30.  Don’t forget the law of “completely unexpected occurrences” and its sister law of “completely unexpected outcomes.” We assume that things evolve in a linear fashion. Technological changes tend to be either abrupt or, briefly, invisible.

31. The Pace of Change: Change generally happens more slowly than the most shrill predictions, more quickly than you would have guessed, and much faster than you’re comfortable with.

32.  “The next revolution will catch us all off guard — as they always do. Said another way: if the crowd is anticipating the revolution, it can’t be the revolution.” — Doc Searls, 2002

33.  “A tradition is only an innovation that worked.” – The Economist, 2003. And science is merely a thesis proved by doing an experiment twice with the same result (adapted from Mark Anderson, Strategic News Service).
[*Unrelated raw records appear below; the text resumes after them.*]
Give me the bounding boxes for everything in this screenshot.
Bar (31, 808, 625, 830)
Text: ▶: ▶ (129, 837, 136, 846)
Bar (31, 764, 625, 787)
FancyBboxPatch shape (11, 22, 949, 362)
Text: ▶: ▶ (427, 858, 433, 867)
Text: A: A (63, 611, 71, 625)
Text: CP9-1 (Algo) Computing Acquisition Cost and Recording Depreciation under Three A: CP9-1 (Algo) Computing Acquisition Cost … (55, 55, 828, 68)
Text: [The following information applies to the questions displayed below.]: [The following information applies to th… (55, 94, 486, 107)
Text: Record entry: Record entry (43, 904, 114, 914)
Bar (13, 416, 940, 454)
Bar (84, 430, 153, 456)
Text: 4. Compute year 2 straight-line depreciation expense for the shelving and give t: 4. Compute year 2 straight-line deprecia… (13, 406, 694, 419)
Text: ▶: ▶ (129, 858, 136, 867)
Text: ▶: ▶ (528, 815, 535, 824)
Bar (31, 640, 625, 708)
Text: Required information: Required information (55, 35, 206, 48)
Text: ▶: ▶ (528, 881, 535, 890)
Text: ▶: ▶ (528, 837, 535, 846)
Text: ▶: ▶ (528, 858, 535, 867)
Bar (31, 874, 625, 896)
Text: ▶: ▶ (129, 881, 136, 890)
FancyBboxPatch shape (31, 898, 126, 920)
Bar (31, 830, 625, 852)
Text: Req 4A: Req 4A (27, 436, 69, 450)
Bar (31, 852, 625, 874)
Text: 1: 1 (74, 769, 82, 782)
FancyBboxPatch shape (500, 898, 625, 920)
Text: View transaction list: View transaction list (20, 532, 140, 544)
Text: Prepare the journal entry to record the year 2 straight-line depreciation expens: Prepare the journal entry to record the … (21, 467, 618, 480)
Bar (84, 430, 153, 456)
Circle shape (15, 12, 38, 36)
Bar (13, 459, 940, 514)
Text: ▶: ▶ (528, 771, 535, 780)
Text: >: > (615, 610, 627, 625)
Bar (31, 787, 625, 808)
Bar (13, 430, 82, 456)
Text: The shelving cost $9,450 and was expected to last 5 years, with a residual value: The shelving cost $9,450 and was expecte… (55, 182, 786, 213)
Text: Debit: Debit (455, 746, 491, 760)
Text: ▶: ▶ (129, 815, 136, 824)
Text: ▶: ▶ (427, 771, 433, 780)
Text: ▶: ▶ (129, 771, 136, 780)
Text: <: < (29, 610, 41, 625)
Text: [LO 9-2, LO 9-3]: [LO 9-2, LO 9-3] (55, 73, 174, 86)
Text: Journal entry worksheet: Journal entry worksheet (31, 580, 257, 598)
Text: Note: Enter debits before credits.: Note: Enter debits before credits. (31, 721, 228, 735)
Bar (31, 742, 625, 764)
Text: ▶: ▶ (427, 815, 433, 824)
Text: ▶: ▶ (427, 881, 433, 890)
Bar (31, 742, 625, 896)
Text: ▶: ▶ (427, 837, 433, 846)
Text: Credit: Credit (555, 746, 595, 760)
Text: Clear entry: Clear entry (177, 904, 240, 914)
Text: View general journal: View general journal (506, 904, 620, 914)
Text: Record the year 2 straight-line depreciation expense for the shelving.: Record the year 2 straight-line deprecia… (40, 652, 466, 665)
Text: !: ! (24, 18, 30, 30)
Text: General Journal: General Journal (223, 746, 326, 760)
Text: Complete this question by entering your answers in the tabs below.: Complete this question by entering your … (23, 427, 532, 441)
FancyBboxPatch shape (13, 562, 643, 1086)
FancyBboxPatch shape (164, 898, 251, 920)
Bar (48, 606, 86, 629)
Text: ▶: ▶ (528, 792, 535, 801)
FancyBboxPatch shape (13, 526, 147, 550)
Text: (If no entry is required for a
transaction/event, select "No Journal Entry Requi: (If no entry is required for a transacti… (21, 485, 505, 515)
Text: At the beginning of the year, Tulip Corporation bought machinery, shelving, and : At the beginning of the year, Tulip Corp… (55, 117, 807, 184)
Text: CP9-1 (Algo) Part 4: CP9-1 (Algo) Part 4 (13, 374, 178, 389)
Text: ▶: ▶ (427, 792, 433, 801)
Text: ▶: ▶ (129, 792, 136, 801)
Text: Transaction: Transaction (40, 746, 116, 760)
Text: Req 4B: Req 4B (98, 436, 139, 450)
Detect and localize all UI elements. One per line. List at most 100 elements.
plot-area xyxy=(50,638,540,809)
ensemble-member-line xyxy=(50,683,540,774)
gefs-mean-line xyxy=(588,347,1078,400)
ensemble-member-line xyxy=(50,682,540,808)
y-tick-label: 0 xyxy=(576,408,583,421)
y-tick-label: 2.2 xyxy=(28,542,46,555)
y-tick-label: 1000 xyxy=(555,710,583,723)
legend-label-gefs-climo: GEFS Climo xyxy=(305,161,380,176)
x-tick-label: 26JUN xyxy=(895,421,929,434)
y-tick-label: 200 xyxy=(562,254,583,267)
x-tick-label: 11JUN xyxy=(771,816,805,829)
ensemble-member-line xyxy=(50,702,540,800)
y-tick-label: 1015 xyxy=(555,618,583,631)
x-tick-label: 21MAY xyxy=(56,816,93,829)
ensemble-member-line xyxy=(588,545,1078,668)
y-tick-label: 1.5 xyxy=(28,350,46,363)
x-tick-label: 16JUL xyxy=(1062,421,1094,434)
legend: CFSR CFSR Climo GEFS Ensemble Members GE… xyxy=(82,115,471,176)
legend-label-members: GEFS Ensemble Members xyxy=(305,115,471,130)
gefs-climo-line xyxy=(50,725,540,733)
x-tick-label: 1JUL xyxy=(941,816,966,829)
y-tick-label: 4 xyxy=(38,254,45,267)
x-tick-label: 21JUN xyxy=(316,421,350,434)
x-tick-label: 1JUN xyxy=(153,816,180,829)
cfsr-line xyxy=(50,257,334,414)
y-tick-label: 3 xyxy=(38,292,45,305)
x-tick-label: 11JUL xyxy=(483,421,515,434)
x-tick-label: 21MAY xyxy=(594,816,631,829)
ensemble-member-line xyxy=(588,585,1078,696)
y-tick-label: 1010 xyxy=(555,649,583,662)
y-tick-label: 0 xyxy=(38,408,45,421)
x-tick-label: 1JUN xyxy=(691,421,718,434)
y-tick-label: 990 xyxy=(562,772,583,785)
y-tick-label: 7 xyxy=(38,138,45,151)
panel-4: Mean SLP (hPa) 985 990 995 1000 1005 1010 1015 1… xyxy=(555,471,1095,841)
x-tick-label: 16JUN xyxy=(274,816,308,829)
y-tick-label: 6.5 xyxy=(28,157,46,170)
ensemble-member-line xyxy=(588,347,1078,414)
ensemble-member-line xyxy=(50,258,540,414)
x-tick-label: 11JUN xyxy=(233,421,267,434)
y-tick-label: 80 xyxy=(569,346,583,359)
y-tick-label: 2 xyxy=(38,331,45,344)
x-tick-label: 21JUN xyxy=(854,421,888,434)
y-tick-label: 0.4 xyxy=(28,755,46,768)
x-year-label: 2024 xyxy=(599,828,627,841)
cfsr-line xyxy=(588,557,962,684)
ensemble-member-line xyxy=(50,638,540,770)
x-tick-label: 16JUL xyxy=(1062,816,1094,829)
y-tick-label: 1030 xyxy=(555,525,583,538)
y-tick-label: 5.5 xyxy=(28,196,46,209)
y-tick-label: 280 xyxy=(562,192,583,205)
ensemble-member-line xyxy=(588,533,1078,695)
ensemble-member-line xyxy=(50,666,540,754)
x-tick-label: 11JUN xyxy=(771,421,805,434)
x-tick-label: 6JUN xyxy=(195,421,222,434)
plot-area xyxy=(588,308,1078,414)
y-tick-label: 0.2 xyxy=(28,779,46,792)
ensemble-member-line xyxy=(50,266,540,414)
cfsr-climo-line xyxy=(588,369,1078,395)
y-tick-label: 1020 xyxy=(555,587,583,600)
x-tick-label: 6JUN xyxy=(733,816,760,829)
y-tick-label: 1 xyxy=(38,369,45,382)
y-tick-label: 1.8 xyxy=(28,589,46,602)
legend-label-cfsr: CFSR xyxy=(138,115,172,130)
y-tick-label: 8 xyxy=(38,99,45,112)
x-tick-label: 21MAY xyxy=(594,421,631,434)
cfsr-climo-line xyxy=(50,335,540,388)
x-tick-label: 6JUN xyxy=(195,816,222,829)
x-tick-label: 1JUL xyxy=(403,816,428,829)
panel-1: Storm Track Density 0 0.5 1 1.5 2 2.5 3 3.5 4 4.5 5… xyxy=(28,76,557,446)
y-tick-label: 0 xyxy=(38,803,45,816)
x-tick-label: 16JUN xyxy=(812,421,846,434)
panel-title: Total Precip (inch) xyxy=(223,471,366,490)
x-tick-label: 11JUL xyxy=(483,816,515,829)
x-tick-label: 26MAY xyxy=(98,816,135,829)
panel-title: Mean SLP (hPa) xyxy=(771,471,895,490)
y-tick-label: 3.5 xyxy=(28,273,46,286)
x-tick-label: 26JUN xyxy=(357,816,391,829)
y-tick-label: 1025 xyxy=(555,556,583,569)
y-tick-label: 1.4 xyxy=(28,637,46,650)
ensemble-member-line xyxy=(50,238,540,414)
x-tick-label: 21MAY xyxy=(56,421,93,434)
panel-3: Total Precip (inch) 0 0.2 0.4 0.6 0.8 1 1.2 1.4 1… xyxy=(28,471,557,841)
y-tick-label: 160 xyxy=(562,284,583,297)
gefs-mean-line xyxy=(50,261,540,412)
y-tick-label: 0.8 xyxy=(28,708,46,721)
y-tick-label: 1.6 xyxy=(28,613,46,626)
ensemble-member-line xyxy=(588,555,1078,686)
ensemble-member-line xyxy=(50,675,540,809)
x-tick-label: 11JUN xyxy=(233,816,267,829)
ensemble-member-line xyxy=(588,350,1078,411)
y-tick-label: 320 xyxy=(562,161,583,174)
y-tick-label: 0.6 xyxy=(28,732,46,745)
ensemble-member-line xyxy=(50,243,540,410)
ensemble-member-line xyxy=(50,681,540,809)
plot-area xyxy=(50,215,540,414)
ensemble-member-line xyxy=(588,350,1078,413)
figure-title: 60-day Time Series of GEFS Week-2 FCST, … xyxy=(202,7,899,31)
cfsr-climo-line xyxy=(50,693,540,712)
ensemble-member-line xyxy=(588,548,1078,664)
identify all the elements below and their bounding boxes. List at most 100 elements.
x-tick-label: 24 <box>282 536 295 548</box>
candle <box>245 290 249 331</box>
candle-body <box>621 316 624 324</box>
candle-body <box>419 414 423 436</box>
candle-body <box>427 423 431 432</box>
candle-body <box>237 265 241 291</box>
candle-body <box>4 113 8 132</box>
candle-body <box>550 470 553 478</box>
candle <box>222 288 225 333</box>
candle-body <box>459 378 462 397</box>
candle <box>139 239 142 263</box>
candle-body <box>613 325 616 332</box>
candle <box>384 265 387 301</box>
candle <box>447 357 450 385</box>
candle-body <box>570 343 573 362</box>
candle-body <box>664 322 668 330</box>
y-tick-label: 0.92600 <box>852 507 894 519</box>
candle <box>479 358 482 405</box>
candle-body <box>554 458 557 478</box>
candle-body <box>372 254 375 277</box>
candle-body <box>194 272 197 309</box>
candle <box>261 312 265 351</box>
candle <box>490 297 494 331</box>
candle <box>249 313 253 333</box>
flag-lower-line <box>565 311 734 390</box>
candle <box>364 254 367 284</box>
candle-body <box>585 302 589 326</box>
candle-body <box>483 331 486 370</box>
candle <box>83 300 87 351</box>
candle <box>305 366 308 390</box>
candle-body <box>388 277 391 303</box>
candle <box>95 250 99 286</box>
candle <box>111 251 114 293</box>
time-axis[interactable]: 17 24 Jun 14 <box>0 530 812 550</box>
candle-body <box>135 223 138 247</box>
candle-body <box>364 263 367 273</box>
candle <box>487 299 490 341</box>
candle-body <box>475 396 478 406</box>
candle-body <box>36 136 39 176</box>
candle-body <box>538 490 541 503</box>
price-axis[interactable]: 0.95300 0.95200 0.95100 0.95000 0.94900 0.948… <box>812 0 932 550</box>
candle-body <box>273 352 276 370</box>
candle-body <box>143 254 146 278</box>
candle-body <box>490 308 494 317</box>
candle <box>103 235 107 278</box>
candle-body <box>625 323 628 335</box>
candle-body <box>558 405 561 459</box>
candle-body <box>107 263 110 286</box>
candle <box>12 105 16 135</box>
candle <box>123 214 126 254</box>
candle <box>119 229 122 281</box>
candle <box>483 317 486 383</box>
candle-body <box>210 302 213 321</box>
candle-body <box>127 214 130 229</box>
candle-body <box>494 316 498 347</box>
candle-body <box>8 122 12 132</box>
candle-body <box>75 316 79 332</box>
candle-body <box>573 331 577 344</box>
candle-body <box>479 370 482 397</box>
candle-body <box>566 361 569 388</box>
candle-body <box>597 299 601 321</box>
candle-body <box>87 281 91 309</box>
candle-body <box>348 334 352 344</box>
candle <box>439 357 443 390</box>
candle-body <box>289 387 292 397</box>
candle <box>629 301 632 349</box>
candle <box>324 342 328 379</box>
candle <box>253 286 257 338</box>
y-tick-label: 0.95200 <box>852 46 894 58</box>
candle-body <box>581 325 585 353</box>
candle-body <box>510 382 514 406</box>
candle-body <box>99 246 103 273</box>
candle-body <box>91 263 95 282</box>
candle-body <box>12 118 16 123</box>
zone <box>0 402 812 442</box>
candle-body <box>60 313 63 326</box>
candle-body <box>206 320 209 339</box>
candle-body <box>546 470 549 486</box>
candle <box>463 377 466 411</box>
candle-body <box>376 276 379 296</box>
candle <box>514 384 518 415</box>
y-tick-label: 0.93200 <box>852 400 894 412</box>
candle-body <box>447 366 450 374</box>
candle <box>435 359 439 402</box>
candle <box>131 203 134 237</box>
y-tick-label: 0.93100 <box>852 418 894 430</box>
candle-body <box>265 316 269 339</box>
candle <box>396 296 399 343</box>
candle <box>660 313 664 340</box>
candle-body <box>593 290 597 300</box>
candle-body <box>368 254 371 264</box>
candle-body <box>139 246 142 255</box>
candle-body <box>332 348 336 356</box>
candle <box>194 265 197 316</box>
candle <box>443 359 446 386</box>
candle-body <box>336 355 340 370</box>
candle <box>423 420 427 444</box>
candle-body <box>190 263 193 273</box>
34. “We are not seats or eyeballs or end users or consumers. We are human beings and our reach exceeds your grasp.” – Chris Locke, The Cluetrain Manifesto

35. Industry standards are a necessary evil; they add much more value than they slow momentum. Standards bodies will always be slower and more cautious than the “free market”. It’s a limitation worth living with.

36. You can judge vendors by how wholeheartedly they embrace standards. Most are tepid. Some vendors treat standards like something the dog brought in. A vendor’s embrace of standards increases in proportion to the value they bring to customers (which may be different than the value they bring to shareholders).

37. Companies want the kitchen sink included with software specifications; developers want to implement as little as they can get away with. Much software is over-specified; some of it is barely usable.

38. Technology will never be the obstacle to change. Stated another way, a company, somewhere, maybe large, maybe small, has already solved the problem you thought was unsolvable, or has invented the widget you thought was impossible.